The headline NatWest North East Business Activity Index — a seasonally adjusted index that measures the month-on-month change in the combined output of the region’s manufacturing and service sectors — rose modestly from 48.4 in January to 51.9 in February, the fastest rise since last July.
However, the rate of growth was considerably softer than the UK as a whole and was the weakest of all 12 UK regions monitored by NatWest.
Read more: go here for more North East business news
New order inflows increased in 11 of the past 12 months, with the latest expansion the fastest since August last year but again, the weakest of all 12 regions monitored.
Where demand rose, panel members commented on greater confidence amid a further easing of Covid restrictions, though material shortages and rises in infection rates internationally held back a stronger recovery.
Employment levels among North East private sector firms rose further midway through the first quarter. Anecdotal evidence pointed to higher operating requirements amid skills shortages and higher demand.
Despite a renewed rise in new orders, North East firms saw outstanding business volumes decrease for the second successive month in February.
The North East was the only monitored UK region to signal a reduction in outstanding business, as was the case in the prior survey period.
February data showed a rapid rise in average input prices for North East firms and inflation quickened to the fastest since last November.
Regional panellists cited steep wage rises, fuel and energy costs as the reason for this.

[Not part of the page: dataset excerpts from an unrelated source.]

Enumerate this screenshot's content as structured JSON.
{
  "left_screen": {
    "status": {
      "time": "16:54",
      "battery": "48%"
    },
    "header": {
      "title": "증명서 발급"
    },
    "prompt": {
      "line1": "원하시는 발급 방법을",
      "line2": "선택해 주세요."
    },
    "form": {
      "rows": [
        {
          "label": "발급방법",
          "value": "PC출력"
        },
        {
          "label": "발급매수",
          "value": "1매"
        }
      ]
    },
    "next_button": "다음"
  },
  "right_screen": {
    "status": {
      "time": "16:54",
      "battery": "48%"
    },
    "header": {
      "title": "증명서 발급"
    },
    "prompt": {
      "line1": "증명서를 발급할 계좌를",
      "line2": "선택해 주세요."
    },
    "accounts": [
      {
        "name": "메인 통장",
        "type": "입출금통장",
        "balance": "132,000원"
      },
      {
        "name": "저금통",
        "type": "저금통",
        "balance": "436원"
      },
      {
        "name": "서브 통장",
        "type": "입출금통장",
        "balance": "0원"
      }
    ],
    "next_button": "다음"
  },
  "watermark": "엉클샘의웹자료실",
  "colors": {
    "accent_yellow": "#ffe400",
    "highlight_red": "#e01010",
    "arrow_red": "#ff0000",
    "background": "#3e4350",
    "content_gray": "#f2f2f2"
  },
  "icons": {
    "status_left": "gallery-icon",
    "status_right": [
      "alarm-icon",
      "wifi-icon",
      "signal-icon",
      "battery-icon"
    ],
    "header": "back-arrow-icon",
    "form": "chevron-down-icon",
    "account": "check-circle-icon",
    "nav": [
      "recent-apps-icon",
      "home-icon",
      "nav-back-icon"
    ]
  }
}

Firms were strong optimistic about the year ahead however the level of positive sentiment fell slightly from January and was below its long-run average as panellists reported concern about rising input prices.

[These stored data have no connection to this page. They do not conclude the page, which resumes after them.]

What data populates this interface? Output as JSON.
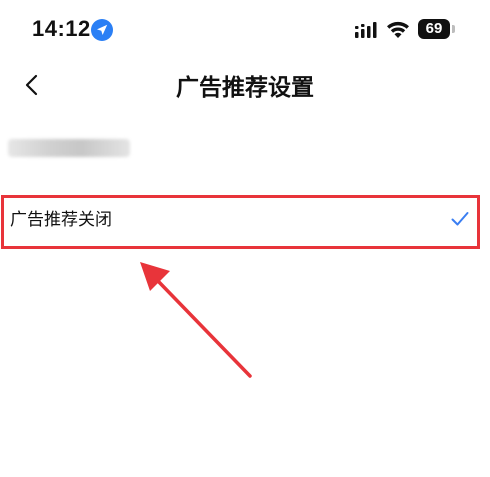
{
  "status_bar": {
    "time": "14:12",
    "battery": "69",
    "icons": [
      "location-arrow-icon",
      "cellular-signal-icon",
      "wifi-icon",
      "battery-icon"
    ]
  },
  "nav": {
    "back_icon": "chevron-left-icon",
    "title": "广告推荐设置"
  },
  "options": [
    {
      "label": "广告推荐关闭",
      "selected": true,
      "check_icon": "checkmark-icon"
    }
  ],
  "colors": {
    "accent": "#3a7ef2",
    "annotation": "#e8343a",
    "text": "#111111",
    "background": "#ffffff"
  }
}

Richard Topliss, chairman of North Regional Board, said: “North East private sector activity showed a return to expansion territory in February, with output rising for the first time since last October.

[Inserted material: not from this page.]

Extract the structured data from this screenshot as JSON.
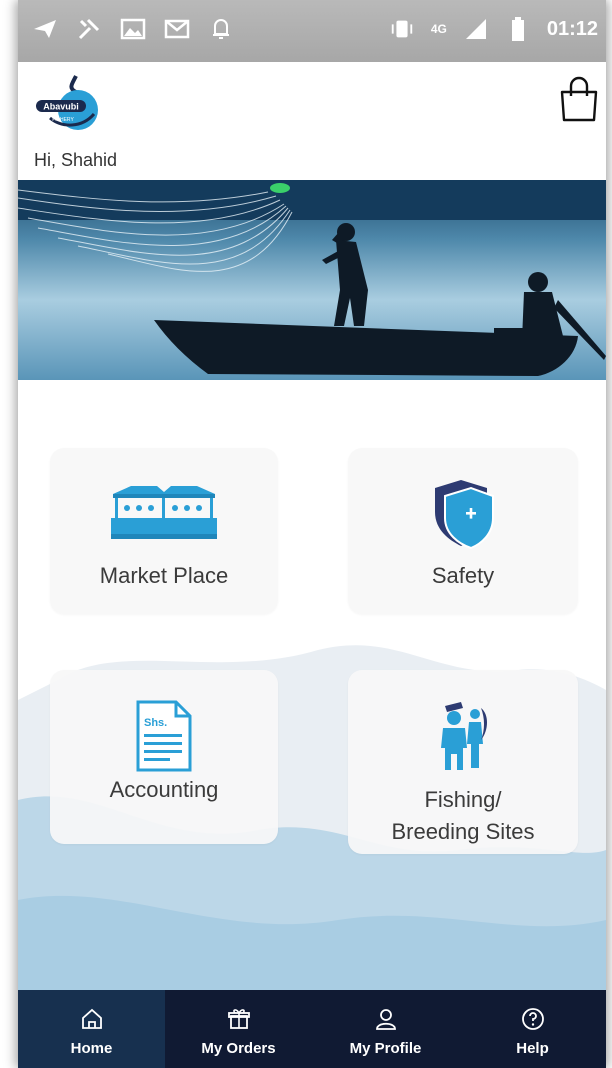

"The rate of growth was modest, yet the sharpest recorded for seven months. Firms noted that stronger inflows of new business contributed to the rise in business activity, while the renewed improvement in business conditions encouraged firms to increase staffing levels to the greatest extent for three months.
“However, a stronger recovery in demand conditions was held back by increasing price pressures in the North East. Firms widely noted further surges in energy, fuel and labour costs in February which pushed average cost burdens to the highest since last November’s series record. As a result, local businesses raised output charges to the greatest extent seen in the survey history (since January 2001).”
Meanwhile, a separate survey of the region’s manufacturers - published by Make UK and BDO LLP - signalled investment in the North East was the highest of any UK region.
According to the Manufacturing Outlook survey, total orders in the region performed strongly at a positive balance of +50% with output among the highest levels across the UK.
Strong levels of recruitment were reported as firms increased hiring to meet demand.
Like the national picture, inflationary pressures were causing firms to raise prices at record levels for the fifth successive quarter.
Dawn Huntrod, region director for Make UK in the North, said: “Manufacturers in the North East have seen a strong start to the year as the economy has fully re-opened. However, companies are now facing eye-watering increases in costs which are threatening to stop the economy in its tracks.
"As a result, the most immediate priority for the Chancellor in the short term must be to use his Statement to do whatever it takes to support companies through this difficult period.”